“Cancer isn’t just one disease, and so the way we treat it can’t be one-size-fits-all,” says Hannah Carter, Ph.D.
Carter, a UC San Diego School of Medicine associate professor, shared this revelation in a press release detailing a recent study she co-authored on the inefficacy of immunotherapy on young, female oncology patients. Published in August 2020 in Nature Communications, the study looked at the genomic information of approximately 10,000 subjects with cancer. Researchers discovered that compared to older male subjects, young female subjects tend to have stronger immunoediting capabilities that MHCs, or major histocompatibility complexes, can’t address as efficiently.
MHCs are groups of genes that code for proteins on cells’ surfaces and help the immune system recognize foreign substances, like cancer. Through identifying proteins as “self” or “other,” MHCs are able to signal an appropriate immune response. Warriors who are young and female typically have strong immune systems, meaning their MHCs are fairly adept at ridding the body of cells that outwardly display toxins. In turn, however, this means that tumor cells left behind will rely more on toxins that don’t display as clearly to the immune system—i.e., immunoediting. If a tumor cell isn’t presenting strongly from the start, detecting and fighting tumors will be that much harder when using checkpoint inhibitor drugs like immunotherapy.
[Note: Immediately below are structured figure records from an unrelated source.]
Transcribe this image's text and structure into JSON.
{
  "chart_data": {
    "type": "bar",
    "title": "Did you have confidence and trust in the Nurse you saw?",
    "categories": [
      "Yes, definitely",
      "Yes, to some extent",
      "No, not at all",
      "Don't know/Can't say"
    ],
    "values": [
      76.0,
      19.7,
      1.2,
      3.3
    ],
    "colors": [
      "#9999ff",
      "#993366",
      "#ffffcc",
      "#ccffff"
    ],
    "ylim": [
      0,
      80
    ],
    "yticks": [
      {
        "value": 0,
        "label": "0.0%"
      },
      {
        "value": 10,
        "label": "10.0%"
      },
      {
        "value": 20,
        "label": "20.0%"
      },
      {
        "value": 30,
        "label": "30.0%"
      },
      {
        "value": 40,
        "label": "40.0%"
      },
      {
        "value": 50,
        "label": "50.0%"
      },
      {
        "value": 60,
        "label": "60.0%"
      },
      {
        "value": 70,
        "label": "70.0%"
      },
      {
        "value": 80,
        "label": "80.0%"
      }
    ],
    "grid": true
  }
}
Immunotherapy in cancer treatment trains your immune system to better prevent tumor cells from escaping the body’s natural defenses. By strengthening cells or antibodies, the hope with immunotherapy is that your body will become more efficient in detecting and destroying cancerous cells. However, based on the study’s findings that tumor cells are adapting to already strong immune systems and going undetected, certain immunotherapies are showing to be generally ineffective for some demographics from the start. This has highlighted even more the growing realization in the cancer sphere that one form of treatment cannot be heralded as a be-all and end-all for warriors.
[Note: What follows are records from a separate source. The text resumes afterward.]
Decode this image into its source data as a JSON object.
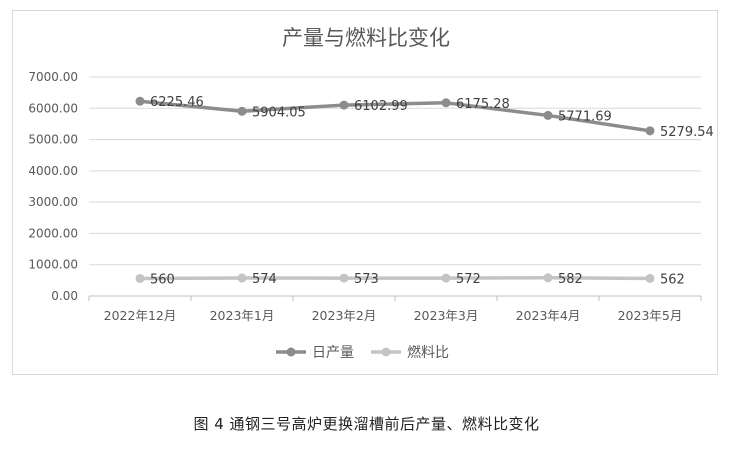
{
  "chart_data": {
    "type": "line",
    "title": "产量与燃料比变化",
    "categories": [
      "2022年12月",
      "2023年1月",
      "2023年2月",
      "2023年3月",
      "2023年4月",
      "2023年5月"
    ],
    "series": [
      {
        "name": "日产量",
        "values": [
          6225.46,
          5904.05,
          6102.99,
          6175.28,
          5771.69,
          5279.54
        ],
        "labels": [
          "6225.46",
          "5904.05",
          "6102.99",
          "6175.28",
          "5771.69",
          "5279.54"
        ],
        "color": "#8c8c8c"
      },
      {
        "name": "燃料比",
        "values": [
          560,
          574,
          573,
          572,
          582,
          562
        ],
        "labels": [
          "560",
          "574",
          "573",
          "572",
          "582",
          "562"
        ],
        "color": "#c4c4c4"
      }
    ],
    "yticks": [
      "0.00",
      "1000.00",
      "2000.00",
      "3000.00",
      "4000.00",
      "5000.00",
      "6000.00",
      "7000.00"
    ],
    "ylim": [
      0,
      7000
    ],
    "grid": true,
    "legend_position": "bottom"
  },
  "caption": "图 4   通钢三号高炉更换溜槽前后产量、燃料比变化"
}
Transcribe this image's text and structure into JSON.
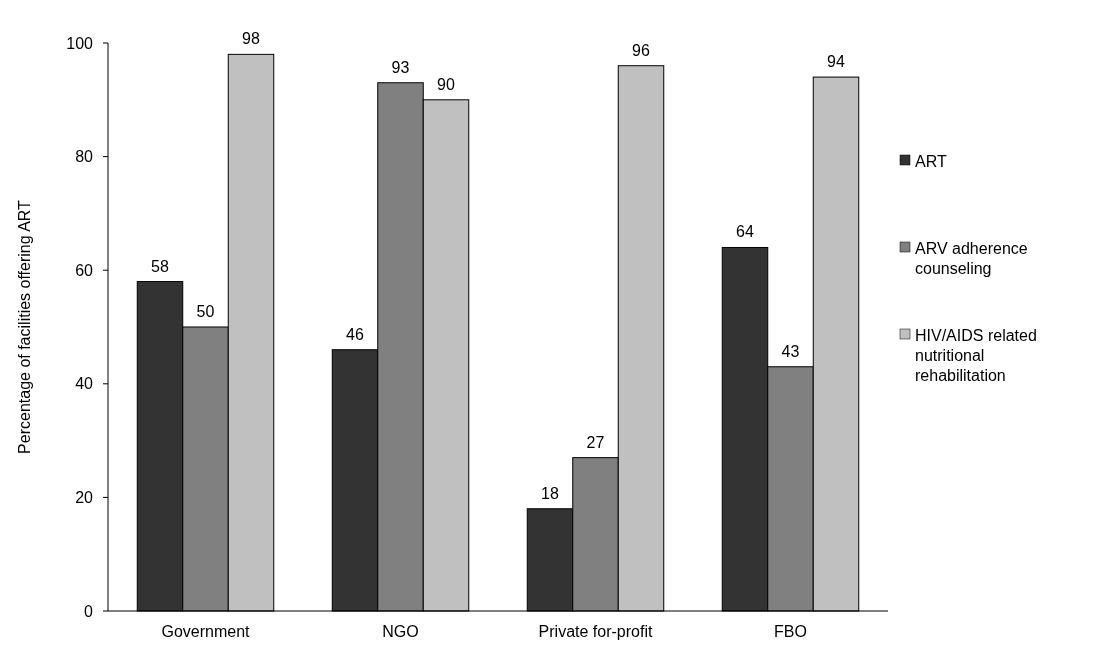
{
  "chart_data": {
    "type": "bar",
    "ylabel": "Percentage of facilities offering ART",
    "categories": [
      "Government",
      "NGO",
      "Private for-profit",
      "FBO"
    ],
    "series": [
      {
        "name": "ART",
        "color": "#333333",
        "values": [
          58,
          46,
          18,
          64
        ]
      },
      {
        "name": "ARV adherence counseling",
        "color": "#808080",
        "values": [
          50,
          93,
          27,
          43
        ]
      },
      {
        "name": "HIV/AIDS related nutritional rehabilitation",
        "color": "#c0c0c0",
        "values": [
          98,
          90,
          96,
          94
        ]
      }
    ],
    "ylim": [
      0,
      100
    ],
    "yticks": [
      0,
      20,
      40,
      60,
      80,
      100
    ],
    "data_labels": true,
    "legend": "right",
    "grid": false
  }
}
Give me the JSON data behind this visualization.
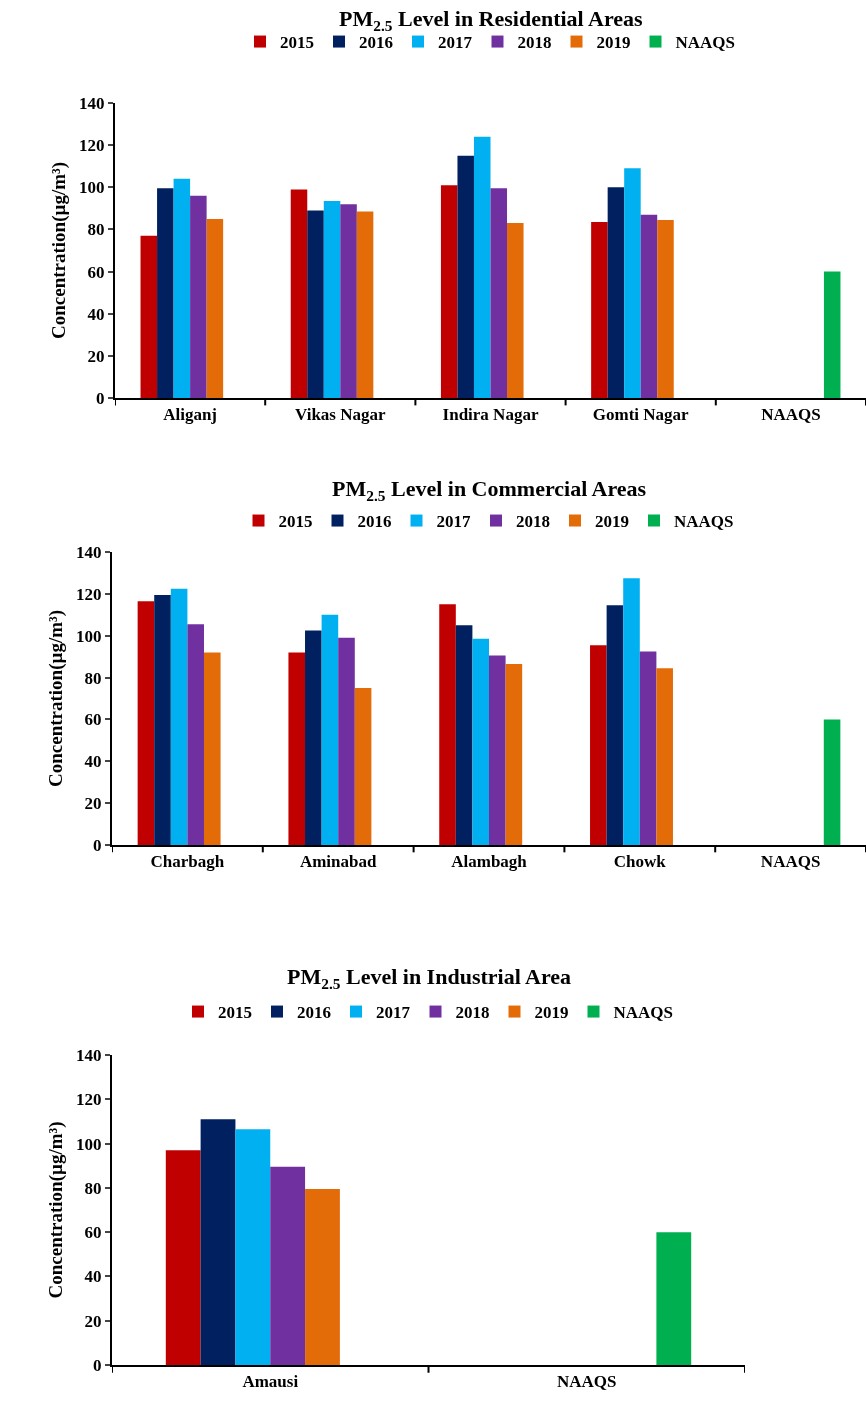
{
  "chart_data": [
    {
      "type": "bar",
      "title": "PM$_{2.5}$ Level in Residential Areas",
      "ylabel": "Concentration(µg/m³)",
      "categories": [
        "Aliganj",
        "Vikas Nagar",
        "Indira Nagar",
        "Gomti Nagar",
        "NAAQS"
      ],
      "ylim": [
        0,
        140
      ],
      "yticks": [
        0,
        20,
        40,
        60,
        80,
        100,
        120,
        140
      ],
      "legend": "top",
      "series": [
        {
          "name": "2015",
          "color": "#c00000",
          "values": [
            77,
            99,
            101,
            83.5,
            null
          ]
        },
        {
          "name": "2016",
          "color": "#002060",
          "values": [
            99.5,
            89,
            115,
            100,
            null
          ]
        },
        {
          "name": "2017",
          "color": "#00b0f0",
          "values": [
            104,
            93.5,
            124,
            109,
            null
          ]
        },
        {
          "name": "2018",
          "color": "#7030a0",
          "values": [
            96,
            92,
            99.5,
            87,
            null
          ]
        },
        {
          "name": "2019",
          "color": "#e36c09",
          "values": [
            85,
            88.5,
            83,
            84.5,
            null
          ]
        },
        {
          "name": "NAAQS",
          "color": "#00b050",
          "values": [
            null,
            null,
            null,
            null,
            60
          ]
        }
      ]
    },
    {
      "type": "bar",
      "title": "PM$_{2.5}$ Level in Commercial Areas",
      "ylabel": "Concentration(µg/m³)",
      "categories": [
        "Charbagh",
        "Aminabad",
        "Alambagh",
        "Chowk",
        "NAAQS"
      ],
      "ylim": [
        0,
        140
      ],
      "yticks": [
        0,
        20,
        40,
        60,
        80,
        100,
        120,
        140
      ],
      "legend": "top",
      "series": [
        {
          "name": "2015",
          "color": "#c00000",
          "values": [
            116.5,
            92,
            115,
            95.5,
            null
          ]
        },
        {
          "name": "2016",
          "color": "#002060",
          "values": [
            119.5,
            102.5,
            105,
            114.5,
            null
          ]
        },
        {
          "name": "2017",
          "color": "#00b0f0",
          "values": [
            122.5,
            110,
            98.5,
            127.5,
            null
          ]
        },
        {
          "name": "2018",
          "color": "#7030a0",
          "values": [
            105.5,
            99,
            90.5,
            92.5,
            null
          ]
        },
        {
          "name": "2019",
          "color": "#e36c09",
          "values": [
            92,
            75,
            86.5,
            84.5,
            null
          ]
        },
        {
          "name": "NAAQS",
          "color": "#00b050",
          "values": [
            null,
            null,
            null,
            null,
            60
          ]
        }
      ]
    },
    {
      "type": "bar",
      "title": "PM$_{2.5}$ Level in Industrial Area",
      "ylabel": "Concentration(µg/m³)",
      "categories": [
        "Amausi",
        "NAAQS"
      ],
      "ylim": [
        0,
        140
      ],
      "yticks": [
        0,
        20,
        40,
        60,
        80,
        100,
        120,
        140
      ],
      "legend": "top",
      "series": [
        {
          "name": "2015",
          "color": "#c00000",
          "values": [
            97,
            null
          ]
        },
        {
          "name": "2016",
          "color": "#002060",
          "values": [
            111,
            null
          ]
        },
        {
          "name": "2017",
          "color": "#00b0f0",
          "values": [
            106.5,
            null
          ]
        },
        {
          "name": "2018",
          "color": "#7030a0",
          "values": [
            89.5,
            null
          ]
        },
        {
          "name": "2019",
          "color": "#e36c09",
          "values": [
            79.5,
            null
          ]
        },
        {
          "name": "NAAQS",
          "color": "#00b050",
          "values": [
            null,
            60
          ]
        }
      ]
    }
  ]
}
This conclusion has been building for some time now. A 2018 analysis in the journal Oncotarget found that among 6,700 subjects, the average response rate to immunotherapy was 19 percent. Similarly, a 2017 analysis on the challenges of cancer immunotherapy in journal Pharmacy & Therapeutics noted that “the current approach of targeting single molecular abnormalities or cancer pathways is described by some experts as ‘reductionist.’
With this most recent study by Carter and her team, researchers have finally started to receive some answers as to why immunotherapy is not always effective for everyone. Moving forward, it’s imperative that research uses such biomarkers to explore customizing treatment like immunotherapy so a wider range of warriors can reap the benefits of a remarkable oncological advancement. “The more we learn about how interactions between tumors and immune systems might vary, the better positioned we are to tailor treatments to each person’s situation,” says Carter.
Dr. Ofer Sharon, CEO of biotech company OncoHost, is one of the medical professionals building upon this knowledge to better tailor treatments for individuals. “Human beings are not identical to each other,” he says. “If we accept this, then we cannot expect that the same treatment will work the same way for all patients.”
The precision oncology company combines research and technology to work toward a goal of improving immunotherapy by identifying, characterizing and analyzing the “host” response to cancer therapies—in other words, the way our own bodies respond to treatment.
Through combining plasma-based protein analysis and bioinformatic tools (computer software or applications that organize and analyze biology components like genomic sequences), OncoHost is able to provide two important pieces of information for an oncologist: response prediction and a list of potential drugs that may block resistance-associated proteins. All that’s needed from the patient is two blood draws.
By utilizing the power of prediction, OncoHost hopes a customized plan of care for warriors will exist in the near future, as well as biomarker-guided planning for physicians and target discovery for drug development.
“Looking into the future of cancer care, we will increase the resolution and quality of tools we use today in order to differentiate between tumor subtypes, and even more importantly, between patients,” says Sharon. “Deep profiling of the tumors and the patients will enable optimal treatment selection.”
While OncoHost’s research is specifically targeting non-small cell lung cancer and melanoma in current trials, its goal of tailoring cancer care for the patient is surely an indicator of greater things on the horizon for immunotherapy developments.